You have some combination of the following: years of experience in a specific job, technical skills you've built, soft skills like writing or organizing, physical skills like fixing things or cooking, or a network of people who trust you. Those are worth money. The question is how to translate them into extra income that fits around your actual life.
That's a different question than "how do I copy what this creator is doing?" It's a question about you. Your answer will be different from everyone else's, and no $297 course can give it to you because nobody selling that course knows your specific situation.
If you want to pay down debt with side income, start with the boring options. Drive for a food delivery app for a month. Pick up freelance work in the field you already work in. Ask your current employer if you can take on contract hours. Figure out what one hour of your time is actually worth in the real economy.

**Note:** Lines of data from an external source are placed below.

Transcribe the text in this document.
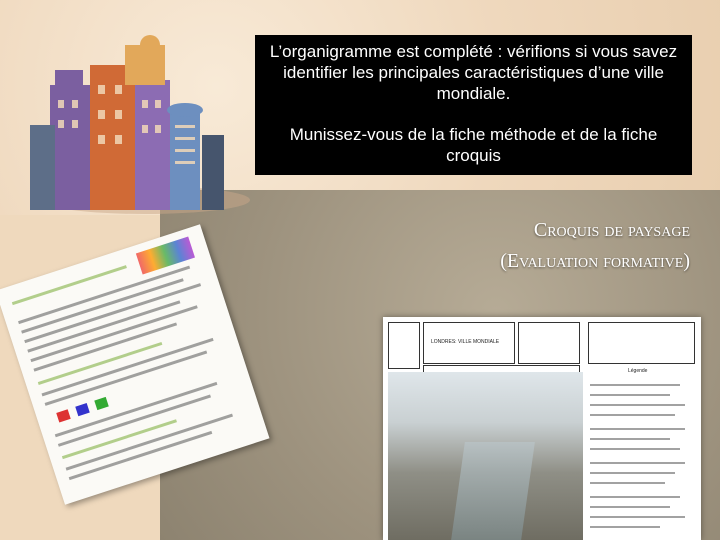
L’organigramme est complété : vérifions si vous savez identifier les principales caractéristiques d’une ville mondiale.

Munissez-vous de la fiche méthode et de la fiche croquis

Croquis de paysage
(Evaluation formative)
LONDRES: VILLE MONDIALE
Légende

Then, if you want to build something bigger, build it slowly on top of that. Start a newsletter. Write on Medium. Build a small product. But don't do it because someone convinced you it'll make you $10,000 a month. Do it because the foundation you're building on is real income from real work.
What I'd Tell You About Income Reports in General
Be skeptical.
A creator who shows revenue without expenses, debt, taxes, or household context is not necessarily lying. They're just giving you one data point. You can read that data point without assuming it means what the headline suggests.
A creator who's selling you a course based on that data point has a financial incentive to make it look bigger than it is. Factor that in.
A creator who makes $500 a month and is debt-free while living within their means is often in a better financial position than a creator making $100,000 a month with massive expenses and debt. You'll almost never hear from the first person because $500 doesn't sell courses.
Your financial situation isn't solved by copying someone else's business model. It's solved by understanding your own numbers, skills, and constraints, and by building something that actually works for you. That's slower than buying a course. It's also the only thing that works.